Le festival Quai des Bulles fut une nouvelle fois une jolie occasion de se retrouver entre passionnés de bande dessinée, d’assister à de belles expositions autour du neuvième art, mais aussi de rencontrer des auteurs dans d’agréables conditions, et discuter tranquillement avec eux sur fond de mer et de ciel bleu…
Les auteurs du jour sont Grégory Panaccione & Giorgio Albertini, dessinateur et scénariste du génial Chronosquad, épopée délicieusement barrée mélangeant polar et science-fiction pour mieux se jouer des anachronismes en baladant nos enquêteurs d’un « village vacances » de l’Egypte Antique à une station de ski du Paléolithique… en s’autorisant une petite amourette à l’heure de la Renaissance !
PaKa : Que lisiez-vous gamin ?
Grégory Panaccione : Je lisais Pif. Après, j’ai commencé un peu de Tintin, et là, j’ai vu que je passais un niveau au-dessus. Sinon, les grands classiques, Asterix, Gaston… Mais c’est vers 19 – 20 ans que je suis vraiment reparti dans la BD, avec Moebius, Gotlib, et puis Goessens, beaucoup.

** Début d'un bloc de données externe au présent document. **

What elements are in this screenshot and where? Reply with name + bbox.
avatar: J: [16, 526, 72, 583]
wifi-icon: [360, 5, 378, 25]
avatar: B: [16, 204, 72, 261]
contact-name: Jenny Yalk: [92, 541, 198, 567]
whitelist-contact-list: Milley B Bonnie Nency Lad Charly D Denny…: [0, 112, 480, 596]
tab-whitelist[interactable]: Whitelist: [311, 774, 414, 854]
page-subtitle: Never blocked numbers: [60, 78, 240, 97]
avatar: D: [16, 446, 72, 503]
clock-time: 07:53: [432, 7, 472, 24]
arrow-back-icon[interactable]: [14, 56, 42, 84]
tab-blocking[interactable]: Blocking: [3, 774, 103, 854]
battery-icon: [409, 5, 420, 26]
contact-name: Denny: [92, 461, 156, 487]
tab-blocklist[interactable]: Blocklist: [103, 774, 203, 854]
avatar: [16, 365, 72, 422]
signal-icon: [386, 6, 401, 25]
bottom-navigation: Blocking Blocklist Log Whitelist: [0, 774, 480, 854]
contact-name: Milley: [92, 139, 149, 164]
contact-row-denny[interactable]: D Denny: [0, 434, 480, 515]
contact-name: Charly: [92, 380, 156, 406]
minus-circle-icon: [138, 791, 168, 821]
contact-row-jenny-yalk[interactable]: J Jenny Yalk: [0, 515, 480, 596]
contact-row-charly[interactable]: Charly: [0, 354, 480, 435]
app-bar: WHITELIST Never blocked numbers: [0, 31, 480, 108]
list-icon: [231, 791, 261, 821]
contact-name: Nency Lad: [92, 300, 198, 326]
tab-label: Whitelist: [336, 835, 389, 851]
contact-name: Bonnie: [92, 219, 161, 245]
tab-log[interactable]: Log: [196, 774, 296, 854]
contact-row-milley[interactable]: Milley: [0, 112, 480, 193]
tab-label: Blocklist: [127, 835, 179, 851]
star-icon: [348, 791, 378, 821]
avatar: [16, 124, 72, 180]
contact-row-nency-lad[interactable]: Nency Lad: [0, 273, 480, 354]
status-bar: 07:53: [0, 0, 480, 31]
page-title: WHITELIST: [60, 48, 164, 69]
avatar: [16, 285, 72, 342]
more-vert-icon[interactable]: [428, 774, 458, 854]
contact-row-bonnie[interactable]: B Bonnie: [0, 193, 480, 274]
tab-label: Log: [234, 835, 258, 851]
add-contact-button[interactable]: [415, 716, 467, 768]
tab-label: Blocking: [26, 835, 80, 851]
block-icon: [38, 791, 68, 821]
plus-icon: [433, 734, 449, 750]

Pk : Et aujourd’hui, quelles sont tes influences ?
GP : Aujourd’hui, je lis encore un peu de BD, mais beaucoup moins : j’ai un peu un rapport bizarre avec la bande dessinée. J’adore ça, mais je n’ai pas le réflexe d’en lire, même les auteurs que j’aime beaucoup : par exemple, j’adore Goessens, et pourtant, je n’ai pas du tout tous ses albums. Je suis un peu contradictoire sur certaines choses : je suis à la fois attiré, et à la fois je ne vais pas mettre d’énergie pour aller chercher les choses.
Pk : Et toi, Georgio ?
Georgio Albertini : Ah oui, moi j’en lis beaucoup. Je lis surtout des auteurs français, avec les classiques comme Hergé, Uderzo, mais aussi « la nouvelle bande dessinée », avec Blutch, Blain, David B, Sfar… Beaucoup de choses, dont aussi des auteurs italiens.
Pk : Comment êtes-vous venus à faire de la BD ? Via une école ou de manière autodidacte ?
GP : J’ai fait l’école Estienne à Paris, pendant 5 ans, et après j’ai fait les beaux-arts de Paris avant de commencer à bosser dans la pub. Mais dans la pub, j’étais un peu frustré parce qu’on ne dessinait pas beaucoup, donc, je me suis dit « bon allez, faut que je casse le rythme, je vais me lancer dans l’illustration ! ». Mais dans les années 90, c’était une période de crise, alors l’illustration, ça marchait pas très bien… et puis j’ai rencontré un copain qui m’a fait rentrer dans le dessin animé de série, un monde que je ne connaissais pas du tout, je me suis retrouvé la dedans et j’y ai travaillé pendant plus de 20 ans.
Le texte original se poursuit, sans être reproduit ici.